On October 19, 2021, auditors for Dallas County, Texas, reported to commissioners that lax oversight allowed an employee in the county Sheriff’s Department (DCSD) to use hundreds of damaged debit-release cards to draw almost $700,000 from a trust fund for prisoners at the county jail—leaving the account $85,000 in the red.

Prisoners and detainees have their cash confiscated at booking and placed in trust fund accounts, which they can then add to and use for commissary purchases. When leaving the jail, they are given a debit card with the balance of their trust account on it.

After the county received notice that the prisoner trust fund was $85,000 overdrawn, an investigation uncovered the scheme and traced it to an employee, DCSD clerk Umeka Myers.
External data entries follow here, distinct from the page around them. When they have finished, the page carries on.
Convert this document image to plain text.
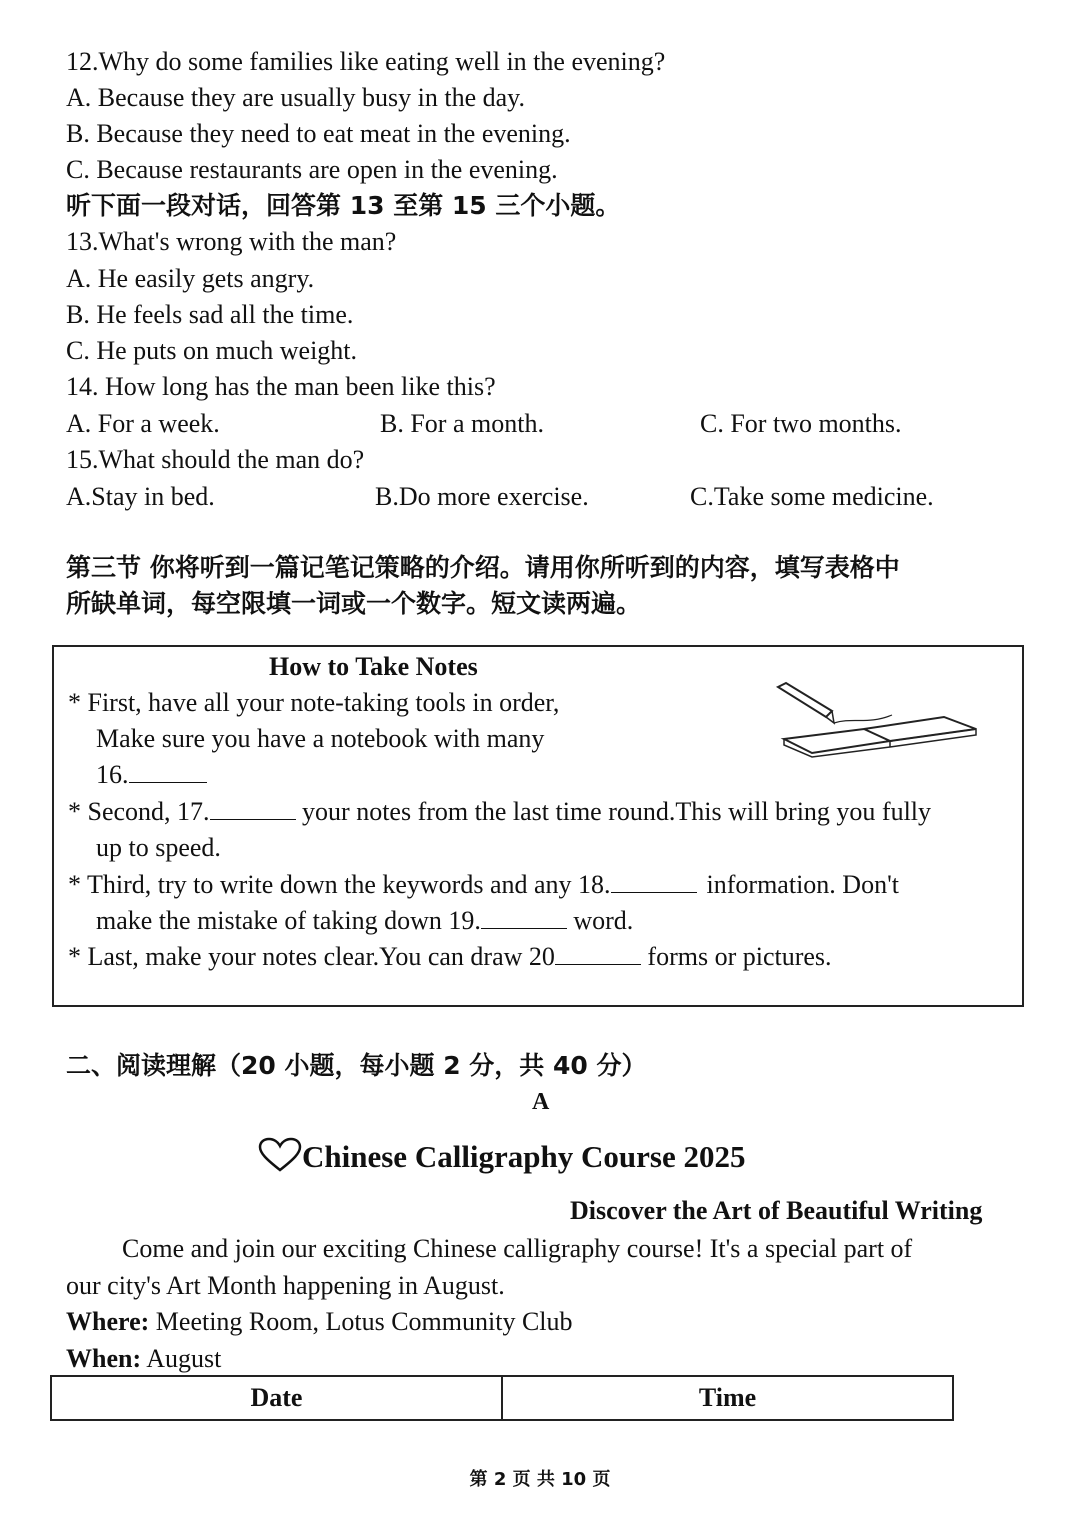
12.Why do some families like eating well in the evening?
A. Because they are usually busy in the day.
B. Because they need to eat meat in the evening.
C. Because restaurants are open in the evening.
听下面一段对话，回答第 13 至第 15 三个小题。
13.What's wrong with the man?
A. He easily gets angry.
B. He feels sad all the time.
C. He puts on much weight.
14. How long has the man been like this?
A. For a week.	B. For a month.	C. For two months.
15.What should the man do?
A.Stay in bed.	B.Do more exercise.	C.Take some medicine.
第三节 你将听到一篇记笔记策略的介绍。请用你所听到的内容，填写表格中
所缺单词，每空限填一词或一个数字。短文读两遍。
How to Take Notes
* First, have all your note-taking tools in order,
Make sure you have a notebook with many
16.
* Second, 17.	your notes from the last time round.This will bring you fully
up to speed.
* Third, try to write down the keywords and any 18.	information. Don't
make the mistake of taking down 19.	word.
* Last, make your notes clear.You can draw 20	forms or pictures.
二、阅读理解（20 小题，每小题 2 分，共 40 分）
A
Chinese Calligraphy Course 2025
Discover the Art of Beautiful Writing
Come and join our exciting Chinese calligraphy course! It's a special part of
our city's Art Month happening in August.
Where: Meeting Room, Lotus Community Club
When: August
Date	Time
第 2 页 共 10 页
She had worked for the agency 26 years when she was arrested and fired in April 2021. She was charged with property theft and is awaiting trial.

She had apparently discovered that damaged cards, thought to be unusable, were actually functional. Using 306 of them, she created duplicates of cards given to released prisoners, double-billing the county for almost $700,000 before she was caught. There was no policy or procedure to dispose of damaged cards then.

There is now.

County Commissioner John Wiley Price, who exercises oversight of DCSD, noted the scheme predated current sheriff Marian Brown’s 2017 assumption of office.

“This sheriff inherited this,” he said. “This didn’t happen in one year, this didn’t happen in two years. It appears as though, from the audit, this has been ongoing.”

After the county auditor, Darryl Thomas, discovered the overdraft, the release-card system vendor, Keefe Commissary Network, restored $97,390. But the prisoner trust fund was still not fully restored. According to Thomas, the audit and investigation involved finding bank cameras that recorded Myers using the bogus debit cards, “and it was hard.”

Apparently, so is the entire investigation. The Sheriff’s Special Investigation Unit has turned the matter over to the FBI.

PLN has reported extensively on these abusive debit cards which are foisted on prisoners and arrestees who are charged fees in order to access own money. The debit card companies claim their debit cards somehow protect prisoners’ money.